Den Taliban in die Hände

»Gastrecht verwirkt«: Laschet und Seehofer für weitere Abschiebungen nach Afghanistan. Nächster Flug nach Kabul könnte schon am Dienstag starten

von Ulla Jelpke (erschienen in der jungen Welt vom 03.08.2021)

NRW-Ministerpräsident und CDU-Kanzlerkandidat Armin Laschet (CDU) hat sich am Montag in Bild für weitere Abschiebungen nach Afghanistan ausgesprochen. Wer in Deutschland straffällig werde, habe sein »Gastrecht verwirkt«. Am Wochenende hatte bereits Bundesinnenminister Horst Seehofer (CSU) für weitere Abschiebungen in das Kriegsland plädiert. Man verhandle gerade mit Kabul, damit weiterhin dorthin abgeschoben werden könne, sagte er der Bild am Sonntag. Die afghanische Regierung hatte Anfang Juli angesichts des schnellen Vormarschs der islamistischen Taliban bei gleichzeitigem Abzug der NATO-Truppen mitgeteilt, dass Abschiebungen für die Dauer von drei Monaten ausgesetzt werden sollten.

Auf eine Anfrage der Fraktion von Die Linke im Bundestag hin teilte die Bundesregierung am 29. Juli mit, man prüfe die Ankündigung der afghanischen Regierung weiterhin »eingehend«. Nach Berichten der Menschenrechtsorganisation Pro Asyl setzt die Bundesregierung die Regierung in Kabul jedoch unter Druck, Abgeschobene weiterhin zurückzunehmen. Pro Asyl veröffentlichte zudem am Montag auf Twitter die Information, dass bereits am Dienstag möglicherweise der nächste Abschiebeflug starten könnte. Während Schweden, Finnland und Norwegen verkündet haben, Abschiebungen auszusetzen, legte das SPD-geführte Auswärtige Amt Mitte Juli einen neuen Lagebericht vor, der einer Gefährdung von Rückkehrern trotz der schweren Kämpfe im Land widerspricht.

Unterdessen sind afghanische Geflüchtete vor deutschen Gerichten zunehmend erfolgreich darin, ihr Recht auf Schutz einzuklagen: Bei insgesamt 4.212 inhaltlichen Entscheidungen zwischen Januar und Mai des laufenden Jahres erhielten die Kläger in 3.203 Fällen hierzulande Schutz. Das zeigt die Antwort auf dieselbe Linke-Anfrage. Mehr als drei Viertel der beklagten Afghanistan-Bescheide des Bundesamts für Migration und Flüchtlinge (BAMF) erwiesen sich somit bei inhaltlicher Prüfung durch die Gerichte als rechtswidrig – noch mehr als im vorigen Jahr, in dem 60 Prozent der angefochtenen Bescheide von Gerichten korrigiert werden mussten. Im laufenden Jahr hat die Asylbehörde in 3.203 Fällen Asylsuchenden aus Afghanistan den benötigten Schutz vorenthalten oder einen unzureichenden Schutzstatus erteilt.

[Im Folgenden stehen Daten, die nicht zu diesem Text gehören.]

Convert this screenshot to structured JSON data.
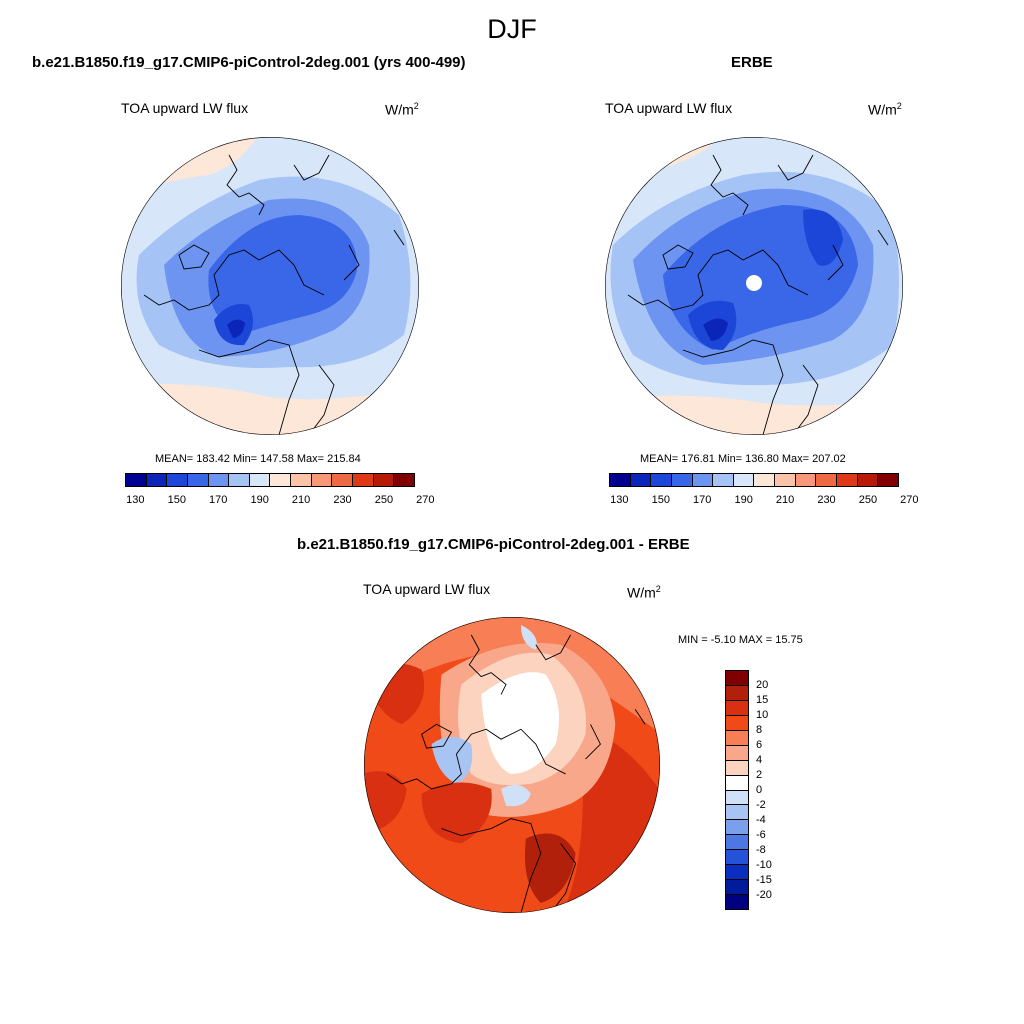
{
  "main_title": "DJF",
  "panel_model": {
    "header": "b.e21.B1850.f19_g17.CMIP6-piControl-2deg.001 (yrs 400-499)",
    "variable": "TOA upward LW flux",
    "units_base": "W/m",
    "units_exp": "2",
    "stats": "MEAN= 183.42  Min= 147.58  Max= 215.84"
  },
  "panel_obs": {
    "header": "ERBE",
    "variable": "TOA upward LW flux",
    "units_base": "W/m",
    "units_exp": "2",
    "stats": "MEAN= 176.81  Min= 136.80  Max= 207.02"
  },
  "panel_diff": {
    "header": "b.e21.B1850.f19_g17.CMIP6-piControl-2deg.001 - ERBE",
    "variable": "TOA upward LW flux",
    "units_base": "W/m",
    "units_exp": "2",
    "stats": "MIN =  -5.10 MAX =  15.75"
  },
  "colorbar_abs": {
    "colors": [
      "#000090",
      "#0a25b8",
      "#1c46d8",
      "#3a66e8",
      "#6c94f0",
      "#a6c3f5",
      "#d8e6fa",
      "#fde7d8",
      "#fbc3a8",
      "#f79878",
      "#ee6a45",
      "#de3a18",
      "#b81a08",
      "#800000"
    ],
    "labels": [
      "130",
      "150",
      "170",
      "190",
      "210",
      "230",
      "250",
      "270"
    ]
  },
  "colorbar_diff": {
    "colors": [
      "#800000",
      "#b0200a",
      "#d83010",
      "#f04a18",
      "#f77e55",
      "#f9a78a",
      "#fcd3bf",
      "#ffffff",
      "#cfe0f7",
      "#a8c4f2",
      "#7aa0ec",
      "#4c78e4",
      "#2553d8",
      "#0a2fbf",
      "#001c9a",
      "#000080"
    ],
    "labels": [
      "20",
      "15",
      "10",
      "8",
      "6",
      "4",
      "2",
      "0",
      "-2",
      "-4",
      "-6",
      "-8",
      "-10",
      "-15",
      "-20"
    ]
  }
}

Die hohe Fehlerquote bei den Asylbescheiden steht in direktem Gegensatz dazu, dass sich die Zahl der zivilen Opfer in dem Kriegsland laut UN-Bericht auf dem höchsten Stand seit Beginn der Aufzeichnungen im Jahr 2009 befindet. Allein im Mai und Juni 2021 wurden 2.392 Zivilisten verletzt oder getötet. Unter den Getöteten befindet sich auch ein Mann, der im Februar aus Deutschland nach Afghanistan abgeschoben wurde. Er hatte sich einem Rekrutierungsversuch der Taliban widersetzt und wurde dann bei einem Granatenangriff auf sein Haus tödlich verletzt. SPD, Grüne und Linke fordern einen sofortigen Abschiebestopp für Afghanistan. Seehofer kündigt unterdessen bereits an, die Zahl der Abschiebungen nach Ende der Pandemie wieder deutlich erhöhen zu wollen.

Schweigen herrscht seitens der Unionsparteien hingegen in Bezug auf die Situation im Mittelmeer – seit beinahe zehn Monaten hat die Bundesregierung sich nicht mehr an der Aufnahme von geretteten Geflüchteten beteiligt. Die Seenotrettungsorganisationen SOS Méditerranée, Sea-Watch und Resqship haben am Wochenende mehr als 700 Geflüchtete in Seenot gerettet, die nun auf die Zuweisung eines sicheren Hafens warten.